Gaming

Zeugma: rhetorical technique used by master writers

What is a Zeugma? Zeugma is a rhetorical device in which a single word is made to refer to two or more words in a sentence, often playing on the literal and metaphorical meanings of the words.

Grinning a crooked smile that did little to hide his crooked intentions and crooked teeth, he said ‘Trust me.

The verb ‘Hide’ controls two other words: intentions and teeth. But what is noteworthy in this zeugma is the juxtaposition of an abstract noun (intentions) to a concrete one (teeth).

Now, however, laziness triumphs over diligence, idleness over work, vice over virtue, pride over courage, and theory over the practice of weapons that lived and shone only in the Golden Age and in the time of the knights errant (Cervantes 465).

And the verb ‘find’:

I found her enchanted, transformed from princess to peasant, from beautiful to ugly, from angel to devil, from fragrant to smelly, from well spoken to rustic, from serene to scary, from light to dark, and finally from Dulcinea de Toboso to a low-born peasant from Sayago (Cervantes 671).

With this simple resource, Cervantes adds delight and color to the narrative – through antithesis – while cultivating the reader’s attention, forcing him to add two and two to capture the intended meaning.

Zeugma used in a humorous vein:

Lenox said, “Hog, the only thing you save is your breath when you eat.” After two failed marriages, I find myself keeping my guard up, along with my boxer shorts (Grafton, C is for Corpse 15).

In Shakespeare’s The Merchant of Venice, we note Portia’s cheeky speech: How strangely it fits [outfitted]! I think he bought his doublet in Italy, his round leggings in France, his hood in Germany, and his demeanor everywhere. (Act I, scene ii, line 72-72).

Zeugma used to set the tone for a book, as in The Vicar of Wakefield:

For this reason, I had barely received orders a year before I began to seriously think about marriage, and I chose my wife as she chose her wedding dress, not because of a fine, shiny surface, but because of the qualities that would look good (Goldsmith 4 ).

Zeugma in dialogue:

“Eliot, Michael’s premature departure leaves a space for us both in our home and in our hearts” (Segal 112). “To our beloved new leader Jason Gilbert, racket ace and ass matchless. May his shots on the court land as often as his shorts on the bed” (Segal 143).

The dominant word can be both a noun and a verb, as we see in the following examples from Harper Lee’s To Kill a Mockingbird, where the dominant word is the noun ‘hand’:

“Calpurnia was something else again. She was all angles and bones; she was nearsighted; she squinted; her hand was wide as a bed rail and twice as hard (7)” and the controlling word is the verb ‘lost’ in the following example:

“Mrs. Radley had been beautiful until she married Mr. Radley and lost all her money. She also lost most of her teeth, her hair, and her right index finger (Dill’s contribution) (39).”

From the above examples we infer that zeugmas can be used to give the narrative an air of lighthearted humor or joke.
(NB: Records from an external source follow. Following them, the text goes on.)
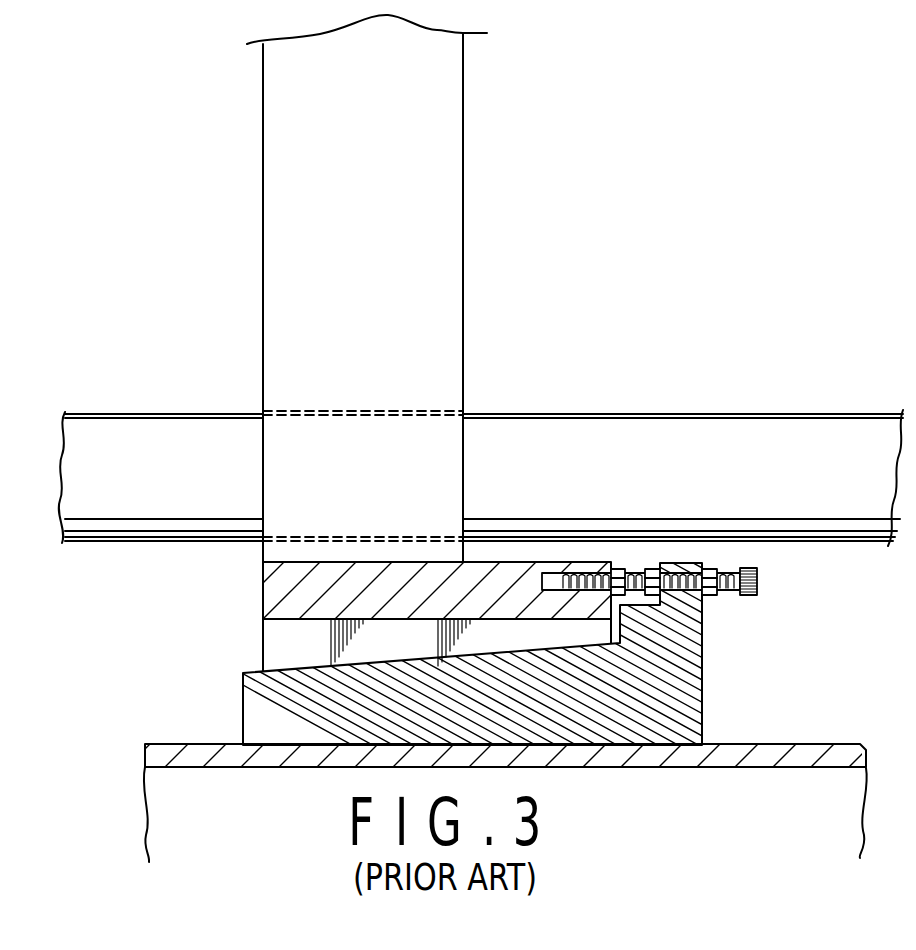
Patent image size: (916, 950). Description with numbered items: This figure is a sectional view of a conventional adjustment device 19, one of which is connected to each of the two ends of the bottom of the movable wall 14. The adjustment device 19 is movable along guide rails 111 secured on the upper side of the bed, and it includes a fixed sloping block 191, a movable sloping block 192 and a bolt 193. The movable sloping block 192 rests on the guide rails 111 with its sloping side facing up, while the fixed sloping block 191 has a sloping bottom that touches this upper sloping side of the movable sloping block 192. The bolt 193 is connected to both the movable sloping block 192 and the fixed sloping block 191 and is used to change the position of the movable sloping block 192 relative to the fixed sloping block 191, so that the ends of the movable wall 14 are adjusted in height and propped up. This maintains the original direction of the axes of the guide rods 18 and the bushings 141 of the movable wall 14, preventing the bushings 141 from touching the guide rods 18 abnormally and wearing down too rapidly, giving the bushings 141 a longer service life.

The movable wall 14 is at (447, 294).
The bushings 141 is at (425, 408).
The guide rods 18 is at (693, 418).
The adjustment devices 19 is at (506, 621).
The fixed sloping block 191 is at (363, 644).
The movable sloping block 192 is at (678, 717).
The bolt 193 is at (758, 578).
The guide rails 111 is at (208, 743).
Just as the fool in Shakespeare’s dramas breaks the solemnity of the scene with parodies and nonsense, so does Cervantes in Don Quixote:

At that moment a pig castrator arrived at the inn, and when he arrived he blew his reed flute four or five times, which confirmed to Don Quixote that he was in a famous castle where they entertained him with music, and that the cod was trout. , the tender and white bread, the prostitutes ladies, the innkeeper the Castilian of the castle, and that his decision to leave had been correct (Cervantes 29).
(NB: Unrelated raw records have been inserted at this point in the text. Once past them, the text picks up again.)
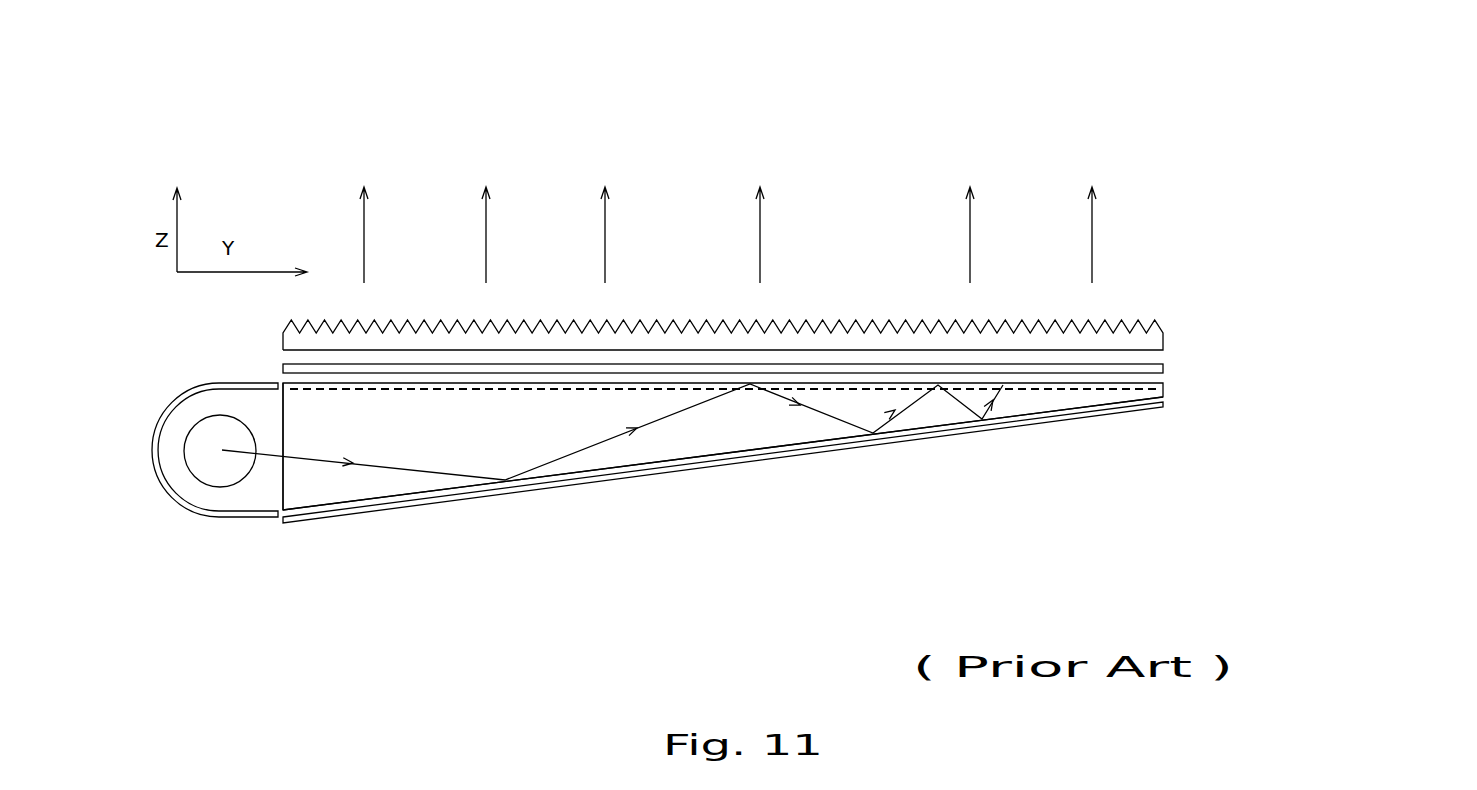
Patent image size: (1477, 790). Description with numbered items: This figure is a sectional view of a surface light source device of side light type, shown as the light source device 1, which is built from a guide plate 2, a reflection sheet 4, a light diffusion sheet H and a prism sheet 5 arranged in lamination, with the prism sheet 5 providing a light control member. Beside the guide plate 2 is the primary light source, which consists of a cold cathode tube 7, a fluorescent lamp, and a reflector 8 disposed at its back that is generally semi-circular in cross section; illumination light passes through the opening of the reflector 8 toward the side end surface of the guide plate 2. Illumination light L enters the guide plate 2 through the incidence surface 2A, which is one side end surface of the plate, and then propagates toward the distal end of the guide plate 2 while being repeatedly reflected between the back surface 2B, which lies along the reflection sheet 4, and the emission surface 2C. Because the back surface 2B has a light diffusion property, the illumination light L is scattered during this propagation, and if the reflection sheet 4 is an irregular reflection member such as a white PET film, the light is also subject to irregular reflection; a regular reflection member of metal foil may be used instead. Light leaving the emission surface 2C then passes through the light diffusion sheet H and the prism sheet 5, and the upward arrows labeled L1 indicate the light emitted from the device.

The light source device 1 is at (853, 170).
The guide plate 2 is at (723, 484).
The incidence surface 2A is at (343, 446).
The back surface 2B is at (723, 491).
The emission surface 2C is at (724, 291).
The reflection sheet 4 is at (723, 493).
The prism sheet 5 is at (1163, 328).
The cold cathode tube 7 is at (220, 501).
The reflector 8 is at (189, 485).
The light diffusion sheet H is at (1163, 368).
The illumination light L is at (612, 485).
The emitted light L1 is at (1097, 250).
When a zeugma joins concrete and abstract nouns, the combinations can arouse the reader’s emotions. Tim O’Brien’s novel The Things They Carried is full of these kinds of zeugmas:

However, as protection against bad times, Kiowa also carried her grandmother’s mistrust of the white man, her grandfather’s old hunting ax (3). He carried a strobe light and the responsibility for the lives of his men (5). But Ted Lavender, who was scared, was carrying 34 bullets when he was shot and killed on the outskirts of Than Khe, and he fell under an exceptional load, more than 20 pounds of ammunition, in addition to the bulletproof vest, helmet, rations, water and toilet paper. and tranquilizers and everything else, plus non-heavy fear (6).

See how Gabriel García Márquez creates atmospheric tension with the use of a governing verb, ‘listen’:

He dressed to the touch, listening in the dark to his brother’s quiet breathing, his father’s dry cough in the next room, the asthma of the chickens in the yard, the buzzing of mosquitoes, the beating of his heart, and the Excessive hustle and bustle of a world that she hadn’t noticed until then, and she went out into the street asleep (García Márquez, One Hundred Years of Solitude 27).

We have not exhausted the subject, because there are other derivatives of zeugma that depend on in which space of the sentence the zeugma is placed; but its sophistication can cause ambiguity and confusion; therefore, we do not recommend its use.